Sunday Afternoon

It dawned on me last night while watching the White House Correspondents Dinner that it's an evening where folks in politics get to pretend they're in show business…and folks in show business get to pretend they're in politics…and they're both right. I usually think of it as an enormous but intriguing waste of time and one of those events that suggest much of our political rhetoric is bogus. If it was earnest, some of those people should have been slapping each other instead of dining cordially in the same room.

Last night's event, at least as it appeared on C-Span, suggested something very American to me. In how many other countries could this take place? I can think of a couple but it's not a long list. I have a hunch that Muammar Muhammad al-Gaddafi doesn't annually don a tux, fraternize with the press and sit there and get roasted by a Libyan comedian. Admittedly, Seth Meyers didn't spend as long on Obama's shortcomings as he did on Donald Trump's…but Obama is actually going to be on the ballot and in a way, the remarks about him no longer being the guy America elected were a lot crueler than making fun of Trump's hair. If people are going to make fun of you, wouldn't you rather they picked on your hair than your personal integrity?

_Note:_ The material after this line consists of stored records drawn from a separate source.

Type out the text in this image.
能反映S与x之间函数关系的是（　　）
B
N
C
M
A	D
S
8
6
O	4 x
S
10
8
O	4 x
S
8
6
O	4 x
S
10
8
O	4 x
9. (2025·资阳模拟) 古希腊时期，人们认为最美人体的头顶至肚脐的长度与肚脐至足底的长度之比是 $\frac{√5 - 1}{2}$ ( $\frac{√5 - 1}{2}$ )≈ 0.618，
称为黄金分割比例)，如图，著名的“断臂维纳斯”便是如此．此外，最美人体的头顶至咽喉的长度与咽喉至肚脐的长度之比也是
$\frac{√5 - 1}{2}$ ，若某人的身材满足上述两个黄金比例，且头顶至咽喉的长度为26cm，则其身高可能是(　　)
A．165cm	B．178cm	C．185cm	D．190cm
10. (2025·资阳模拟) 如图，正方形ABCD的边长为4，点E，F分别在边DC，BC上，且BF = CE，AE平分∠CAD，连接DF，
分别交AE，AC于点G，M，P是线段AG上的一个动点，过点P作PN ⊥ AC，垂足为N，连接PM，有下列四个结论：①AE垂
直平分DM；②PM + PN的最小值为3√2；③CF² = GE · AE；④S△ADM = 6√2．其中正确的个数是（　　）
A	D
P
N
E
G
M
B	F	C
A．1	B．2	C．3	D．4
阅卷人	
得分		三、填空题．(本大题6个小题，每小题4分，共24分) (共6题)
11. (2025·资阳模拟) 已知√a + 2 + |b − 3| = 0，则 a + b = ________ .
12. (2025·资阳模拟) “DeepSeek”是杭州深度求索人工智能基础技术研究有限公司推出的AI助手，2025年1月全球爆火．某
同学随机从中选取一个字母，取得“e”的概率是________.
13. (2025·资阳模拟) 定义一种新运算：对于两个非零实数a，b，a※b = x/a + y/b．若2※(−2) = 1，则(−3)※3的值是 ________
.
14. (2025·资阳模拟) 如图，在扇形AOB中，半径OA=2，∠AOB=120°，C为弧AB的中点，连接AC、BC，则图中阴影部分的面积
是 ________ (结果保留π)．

I thought Meyers' material was sharp. His delivery is a little amateurish and in a way, that helps him because he seems so innocent and non-confrontational. Later, I watched a little of Jay Leno's last appearance at one of these dinners and I was struck by the contrast. Leno "sold" his jokes better but his jokes just weren't as good. Meyers had the wisdom to open, not with jokes that put anyone in the audience on the defensive, but with lines about C-Span and the hotel and Washington parties, thereby getting them laughing at others before anyone had to laugh at themselves. It was really a very skillful performance.

A lot of websites today are reporting on how annoyed Donald Trump was at comments by Meyers and by the President. I don't think he was mad at all about them. I think he was mad at the way the rest of the audience laughed (perhaps overlaughed) at them. And not to be mentioned at all would have pissed him off even more.

Obviously, I don't know Mr. Trump. Apart from the one near-encounter I wrote about the other day, I've had only one other brush with him. One day we were in editing at Modern Videofilm on an episode of Garfield and Friends, and he and Ivana (I think) walked into our bay, hopelessly lost and late for something they were supposed to view elsewhere in the building. Even before I recognized who it was, you could feel the self-importance in the room.

But my guess on all this is that he tossed his hat into the ring (that is not a hair joke) kind of as a publicity stunt and attention-getting device…and that maybe in the last few weeks, he's had moments where he thinks, "Hey, I could actually win this thing" and maybe he's started taking it seriously. But he also has to be looking at polls now that say that a pretty large percentage of this country is starting to really hate him…and that's before he's credible enough as a candidate that the opposition's going to start really going after him. Last night, he obviously didn't enjoy insulting jokes delivered with a smile. How's he going to take to some pretty important people calling him, in all seriousness, a dangerous megalomaniac?

And how about them digging around in his past, hauling out every stupid thing he's ever said and all his many legal hassles? Is this man equipped to be a good loser? Or even a proper team player in the Republican Party? I don't think so. A lot of his income if he doesn't become President flows from people liking him, trusting him and being impressed with him. Does he want to gamble that on the slim chance he can get the nomination, let alone beat Barack Obama? I don't think so.